VERSION="20.04.6 LTS (Focal Fossa)"
ID=ubuntu
ID_LIKE=debian
PRETTY_NAME="Ubuntu 20.04.6 LTS"
VERSION_ID="20.04"
HOME_URL="https://www.ubuntu.com/"
SUPPORT_URL="https://help.ubuntu.com/"
BUG_REPORT_URL="https://bugs.launchpad.net/ubuntu/"
PRIVACY_POLICY_URL="https://www.ubuntu.com/legal/terms-and-policies/privacy-policy"
VERSION_CODENAME=focal
UBUNTU_CODENAME=focal
- Kernel version: 5.15.0-1031-aws
Your Configuration
## ingest from UDP 25001 on localhost
<source>
@type udp
port 25001
bind localhost
tag port_25001
<parse>
@type json
</parse>
</source>
## ingest from S3 via SQS
<source>
@type s3
tag from_s3
s3_bucket BUCKET
s3_region REGION
add_object_metadata true
store_as json
match_regexp /logs/HOSTNAME/.*
<sqs>
queue_name QUEUE_NAME
</sqs>
</source>
## send traffic from port 25001 to S3, storing it by using HOSTNAME as part of the key
<match port_25001>
@type s3
s3_bucket BUCKET
s3_region REGION
store_as json
path /logs/HOSTNAME/${tag}/%Y-%m-%d/%H/%M%S
s3_object_key_format %{path}-%{uuid_flush}.%{file_extension}
auto_create_bucket false
check_object false
check_bucket false
slow_flush_log_threshold 120s
utc true
<buffer tag,time>
@type file
timekey 5m
timekey_wait 1m
timekey_use_utc true
path /data/var/s3_buffer
flush_thread_count 16
chunk_limit_size 32M
queue_limit_length 16
retry_max_interval 30
retry_forever true
</buffer>
</match>
## send items coming from S3 to stdout
<match from_s3>
@type stdout
format pretty_json
</match>
Your Error Log
There is no error log. The events just don't show up in the output if another host grabs the message in the queue.
Additional context
I have a patch that works to prevent this issue. You all may prefer a more nuanced approach, but this works for me:
--- lib/fluent/plugin/in_s3_orig.rb 2023-03-29 18:46:58.772216442 +0000
+++ lib/fluent/plugin/in_s3.rb 2023-03-29 18:19:44.867117653 +0000
@@ -211,7 +211,7 @@
if @match_regexp
raw_key = get_raw_key(body)
key = CGI.unescape(raw_key)
- next unless @match_regexp.match?(key)
+ throw :skip_delete unless @match_regexp.match?(key)
end
process(body)
rescue => e
A caveat about the strategy I used above - if you're facing high log volumes, you may realize that lots of events get "stuck" in SQS. As the unprocessed events pile up in SQS, individual Fluentd node performance will drop, likely because as the SQS queue is polled a BUNCH of events come back and it's unable to process them efficiently.

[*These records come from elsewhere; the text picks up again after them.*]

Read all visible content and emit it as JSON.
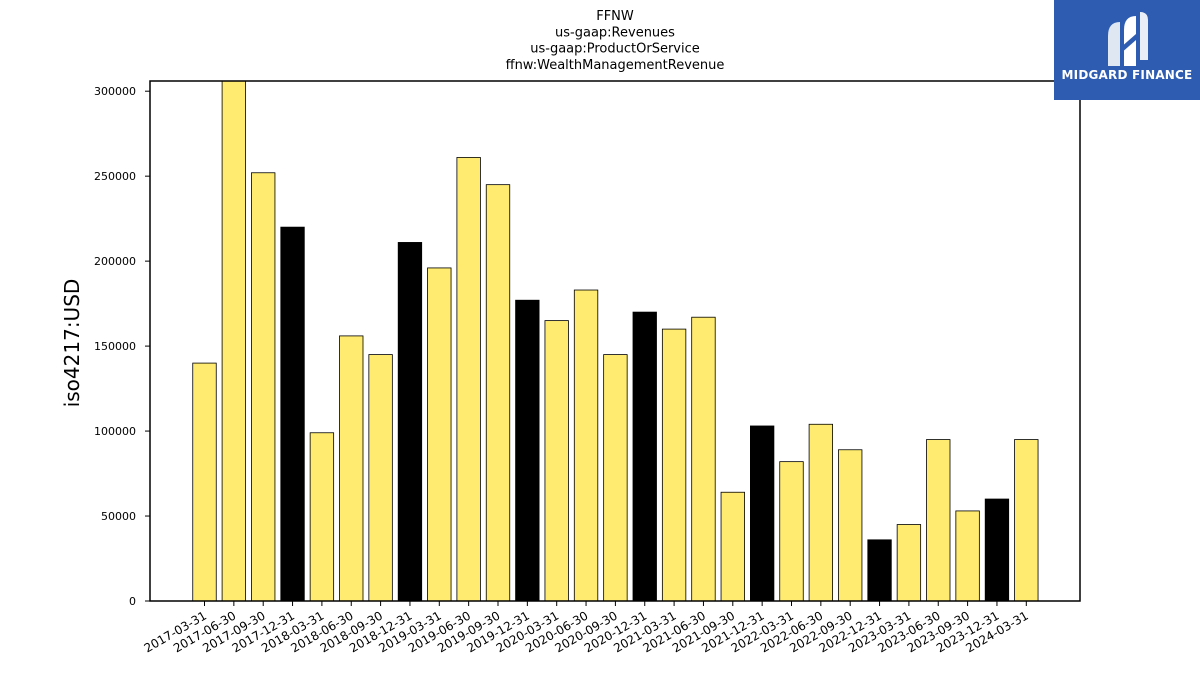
{
  "chart_data": {
    "type": "bar",
    "title_lines": [
      "FFNW",
      "us-gaap:Revenues",
      "us-gaap:ProductOrService",
      "ffnw:WealthManagementRevenue"
    ],
    "xlabel": "",
    "ylabel": "iso4217:USD",
    "ylim": [
      0,
      306000
    ],
    "yticks": [
      0,
      50000,
      100000,
      150000,
      200000,
      250000,
      300000
    ],
    "grid": false,
    "categories": [
      "2017-03-31",
      "2017-06-30",
      "2017-09-30",
      "2017-12-31",
      "2018-03-31",
      "2018-06-30",
      "2018-09-30",
      "2018-12-31",
      "2019-03-31",
      "2019-06-30",
      "2019-09-30",
      "2019-12-31",
      "2020-03-31",
      "2020-06-30",
      "2020-09-30",
      "2020-12-31",
      "2021-03-31",
      "2021-06-30",
      "2021-09-30",
      "2021-12-31",
      "2022-03-31",
      "2022-06-30",
      "2022-09-30",
      "2022-12-31",
      "2023-03-31",
      "2023-06-30",
      "2023-09-30",
      "2023-12-31",
      "2024-03-31"
    ],
    "values": [
      140000,
      306000,
      252000,
      220000,
      99000,
      156000,
      145000,
      211000,
      196000,
      261000,
      245000,
      177000,
      165000,
      183000,
      145000,
      170000,
      160000,
      167000,
      64000,
      103000,
      82000,
      104000,
      89000,
      36000,
      45000,
      95000,
      53000,
      60000,
      95000
    ],
    "bar_colors": [
      "#ffeb70",
      "#ffeb70",
      "#ffeb70",
      "#000000",
      "#ffeb70",
      "#ffeb70",
      "#ffeb70",
      "#000000",
      "#ffeb70",
      "#ffeb70",
      "#ffeb70",
      "#000000",
      "#ffeb70",
      "#ffeb70",
      "#ffeb70",
      "#000000",
      "#ffeb70",
      "#ffeb70",
      "#ffeb70",
      "#000000",
      "#ffeb70",
      "#ffeb70",
      "#ffeb70",
      "#000000",
      "#ffeb70",
      "#ffeb70",
      "#ffeb70",
      "#000000",
      "#ffeb70"
    ],
    "colors": {
      "annual": "#000000",
      "quarterly": "#ffeb70",
      "edge": "#000000"
    }
  },
  "logo": {
    "text": "MIDGARD FINANCE",
    "background": "#2d5cb0",
    "icon": "midgard-logo-mark"
  }
}
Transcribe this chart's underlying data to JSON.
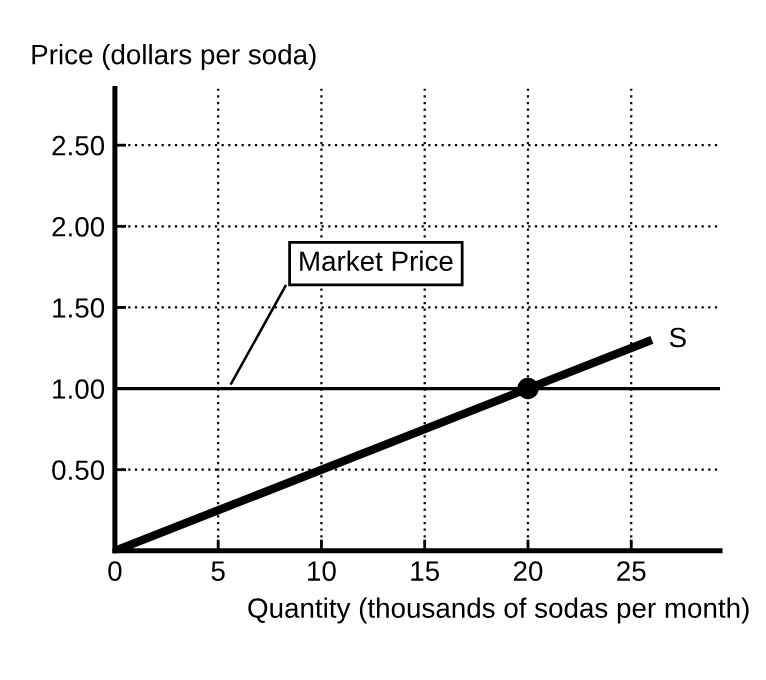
{
  "chart_data": {
    "type": "line",
    "xlabel": "Quantity (thousands of sodas per month)",
    "ylabel": "Price (dollars per soda)",
    "series": [
      {
        "name": "S",
        "color": "#000000",
        "x": [
          0,
          26
        ],
        "values": [
          0,
          1.3
        ]
      },
      {
        "type": "scatter",
        "color": "#000000",
        "x": [
          20
        ],
        "values": [
          1.0
        ],
        "marker": "circle"
      }
    ],
    "xlim": [
      0,
      29.3
    ],
    "ylim": [
      0,
      2.85
    ],
    "xticks": [
      0,
      5,
      10,
      15,
      20,
      25
    ],
    "yticks": [
      {
        "value": 0.5,
        "label": "0.50"
      },
      {
        "value": 1.0,
        "label": "1.00"
      },
      {
        "value": 1.5,
        "label": "1.50"
      },
      {
        "value": 2.0,
        "label": "2.00"
      },
      {
        "value": 2.5,
        "label": "2.50"
      }
    ],
    "grid": true,
    "ref_lines": [
      {
        "axis": "y",
        "value": 1.0,
        "color": "#000000",
        "line_style": "solid"
      }
    ],
    "annotations": [
      {
        "text": "Market Price",
        "x": 5.5,
        "y": 1.0
      }
    ]
  }
}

You probably won't see this adverse reaction in a single node architecture. My architecture has three Fluentd nodes polling a single SQS queue. Without my patch, I was losing data, but with my patch, I lost data anyway due to needing to purge the SQS queue periodically.
This patch may be useful for some situations, and should probably be implemented as a configuration option like toss_event_if_no_regexp_match or something like that.